Степану хотелось, чтобы это были кости Кирюхи Рудакова. А еще, пожалуй, рябого Лукича. И бабки Матрены, привечающей чужаков. Остальные молчали. Или делали вид, что молчали, и кланялись Степану при встрече, а он чуял страх – прозрачный и липкий, тянущийся от избы к избе, сетью раскинутый над деревней от Троицкой церкви до церкви Окаянной. И он, Степан, тянул за каждую из нитей, потому что знал человеческую природу – гнилую и лживую, которую не исцелить никаким Словом, а можно только задавить или умертвить.

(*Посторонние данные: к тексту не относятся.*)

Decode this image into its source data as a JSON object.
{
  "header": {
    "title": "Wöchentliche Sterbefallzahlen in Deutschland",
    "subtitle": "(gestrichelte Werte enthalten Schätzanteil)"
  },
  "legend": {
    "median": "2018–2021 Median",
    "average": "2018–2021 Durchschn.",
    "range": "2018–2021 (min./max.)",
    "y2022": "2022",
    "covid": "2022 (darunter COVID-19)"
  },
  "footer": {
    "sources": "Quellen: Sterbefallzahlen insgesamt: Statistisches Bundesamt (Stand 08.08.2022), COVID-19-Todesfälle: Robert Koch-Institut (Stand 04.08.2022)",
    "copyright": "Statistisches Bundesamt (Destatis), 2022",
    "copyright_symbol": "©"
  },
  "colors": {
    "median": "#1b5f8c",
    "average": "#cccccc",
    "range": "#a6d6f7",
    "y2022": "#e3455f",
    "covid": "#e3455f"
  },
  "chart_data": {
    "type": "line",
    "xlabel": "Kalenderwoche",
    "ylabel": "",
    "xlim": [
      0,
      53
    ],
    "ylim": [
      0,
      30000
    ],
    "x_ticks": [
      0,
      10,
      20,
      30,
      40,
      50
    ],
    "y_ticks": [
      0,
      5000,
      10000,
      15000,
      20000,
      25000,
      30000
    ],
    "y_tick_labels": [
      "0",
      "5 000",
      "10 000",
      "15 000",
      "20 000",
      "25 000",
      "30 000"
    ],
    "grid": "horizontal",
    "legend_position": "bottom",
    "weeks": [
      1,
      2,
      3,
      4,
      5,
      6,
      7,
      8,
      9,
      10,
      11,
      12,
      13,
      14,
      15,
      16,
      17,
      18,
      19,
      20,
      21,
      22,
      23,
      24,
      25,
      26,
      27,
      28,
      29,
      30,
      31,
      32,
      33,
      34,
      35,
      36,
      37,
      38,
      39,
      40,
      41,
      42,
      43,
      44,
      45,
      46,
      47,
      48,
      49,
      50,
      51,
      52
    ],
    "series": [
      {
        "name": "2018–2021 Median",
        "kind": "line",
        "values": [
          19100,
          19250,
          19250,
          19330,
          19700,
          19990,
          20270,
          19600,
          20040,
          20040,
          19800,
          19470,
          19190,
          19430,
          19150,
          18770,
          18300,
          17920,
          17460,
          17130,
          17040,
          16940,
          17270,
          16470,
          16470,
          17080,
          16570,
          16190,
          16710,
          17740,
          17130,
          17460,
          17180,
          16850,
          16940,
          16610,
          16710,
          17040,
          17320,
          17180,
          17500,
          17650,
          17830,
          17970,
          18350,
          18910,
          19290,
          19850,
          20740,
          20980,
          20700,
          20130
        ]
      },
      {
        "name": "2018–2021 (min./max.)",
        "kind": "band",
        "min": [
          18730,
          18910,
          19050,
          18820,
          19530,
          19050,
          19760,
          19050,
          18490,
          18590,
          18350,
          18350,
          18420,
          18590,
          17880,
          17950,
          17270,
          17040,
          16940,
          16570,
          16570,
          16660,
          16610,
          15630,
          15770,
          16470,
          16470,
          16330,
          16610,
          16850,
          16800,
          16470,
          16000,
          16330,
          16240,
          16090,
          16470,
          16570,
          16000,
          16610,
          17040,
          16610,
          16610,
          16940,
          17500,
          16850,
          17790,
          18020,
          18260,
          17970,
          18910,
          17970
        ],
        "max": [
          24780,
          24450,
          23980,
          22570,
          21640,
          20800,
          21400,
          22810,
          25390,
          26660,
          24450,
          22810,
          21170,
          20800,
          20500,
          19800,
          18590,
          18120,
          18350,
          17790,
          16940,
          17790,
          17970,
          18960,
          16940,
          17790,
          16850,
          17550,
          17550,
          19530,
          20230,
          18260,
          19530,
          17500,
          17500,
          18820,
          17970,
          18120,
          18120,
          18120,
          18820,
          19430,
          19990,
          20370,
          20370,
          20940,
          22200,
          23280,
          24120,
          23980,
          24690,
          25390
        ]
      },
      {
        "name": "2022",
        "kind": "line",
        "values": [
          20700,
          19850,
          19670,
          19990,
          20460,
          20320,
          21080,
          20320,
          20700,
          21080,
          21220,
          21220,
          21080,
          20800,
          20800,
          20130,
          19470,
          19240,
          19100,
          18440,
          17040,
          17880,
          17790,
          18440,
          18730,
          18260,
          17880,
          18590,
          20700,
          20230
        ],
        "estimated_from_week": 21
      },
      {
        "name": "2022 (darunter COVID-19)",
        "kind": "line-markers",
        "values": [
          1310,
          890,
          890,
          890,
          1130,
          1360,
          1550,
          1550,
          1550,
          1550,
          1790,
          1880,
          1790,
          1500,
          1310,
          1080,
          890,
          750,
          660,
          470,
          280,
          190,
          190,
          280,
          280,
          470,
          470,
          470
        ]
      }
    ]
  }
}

Восток серел, по небу текла вечерняя мгла. Лес полнился призрачным шепотком. Степан поднялся по скрипучим порожкам к дому, рывком распахнул дверь:

– Ульянка!

Жена выбежала по первому зову – в темном сарафане, с прибранными под повойник волосами. Ее мышиное лицо, в полумраке похожее на вечно испуганное лицо Маланьи, сморщилось, будто Ульяна хотела чихнуть. Зато глаза – два бледно-голубых фарфоровых блюдца – стали еще больше и тревожнее.

– С возвращением, Степушка, – жена поклонилась, а он выставил вперед правую ногу и спросил:

– Готов обед?

– Готов, Степушка, – покладисто ответила Ульяна, стаскивая с мужа сначала правый сапог, потом левый, приняла от него спецовку. Степан сполоснул руки и прошел за стол, накрытый скатертью с красным круговым узором по краям. Ульяна поставила перед ним тушеную капусту и расстегаи. Степан склонил голову на скрещенные пальцы, делая вид, что молится, хотя голова полнилась жаром и звоном, слова на ум не шли, и он только беззвучно и фальшиво шевелил губами, искоса поглядывая в окно, откуда открывался вид на реку – широкую ленту, столь же безжизненную и серую, как ее близнец-небо.

Ульяна ждала.

Степан неспешно съел капусту, почти не чувствуя вкуса, потянулся за расстегаем. Она все стояла, потупив взгляд и переминаясь с ноги на ногу, будто хотела что-то спросить, но не смела. Степан делал вид, что не замечает жены. Дожевал один расстегай, взял второй.

– Киселя бы…

Ульяна поджала губы, не говоря ни слова, вернулась к столешнице, налила в стакан киселя, обтерла края и поднесла мужу. Кисель охладил разгоряченное нутро, и Степан выпил с удовольствием, причмокивая и утирая рушником бороду. Ульяна ждала.

– Ну? – он поднял на жену тяжелый взгляд.

Она вздохнула и спросила тихо:

– Где же Акулина, Степушка?

Он крякнул, неспешно скомкал и отложил рушник. Поднялся, огладив ладонями бока и одернув рубаху. Перекрестился двуперстием, а потом с размаху отвесил жене оплеуху.

Ульяна охнула, схватилась за щеку. Фарфоровые глаза увлажнились, задрожала нижняя губа.

– А ты сначала скажи мне, как дочь одну во двор выпустила? – ровным голосом спросил Степан.

– Не… доглядела, – Ульяна всхлипнула, но не заплакала, только лицо перекосило еще сильнее.

– Не доглядела-а! – передразнил Степан и снова замахнулся. Жена зажмурилась, отступила, уперлась спиной в беленый бок печи, но удара не последовало.

Степан так и замер с поднятой рукой, когда с улицы донеслись крики:

– Е… ей! У-у…

Кто-то завыл, как почуявший беду пес. И внутри у Степана тоже заныло, заскулило черное предчувствие. Забыв о жене, он кинулся в сени, натянул сапоги и выскочил на улицу как раз в тот момент, когда мимо избы пробегал Ануфрий.

– Что? – выпалил Степан.

Мужик приостановился, безумно завращал глазами, заозирался и выдохнул куда-то в вечерний полумрак:

– Евсейка утоп!

Воздух треснул, наполнился голосами. Вдали возник и принялся набирать силу протяжный и горестный бабий вой.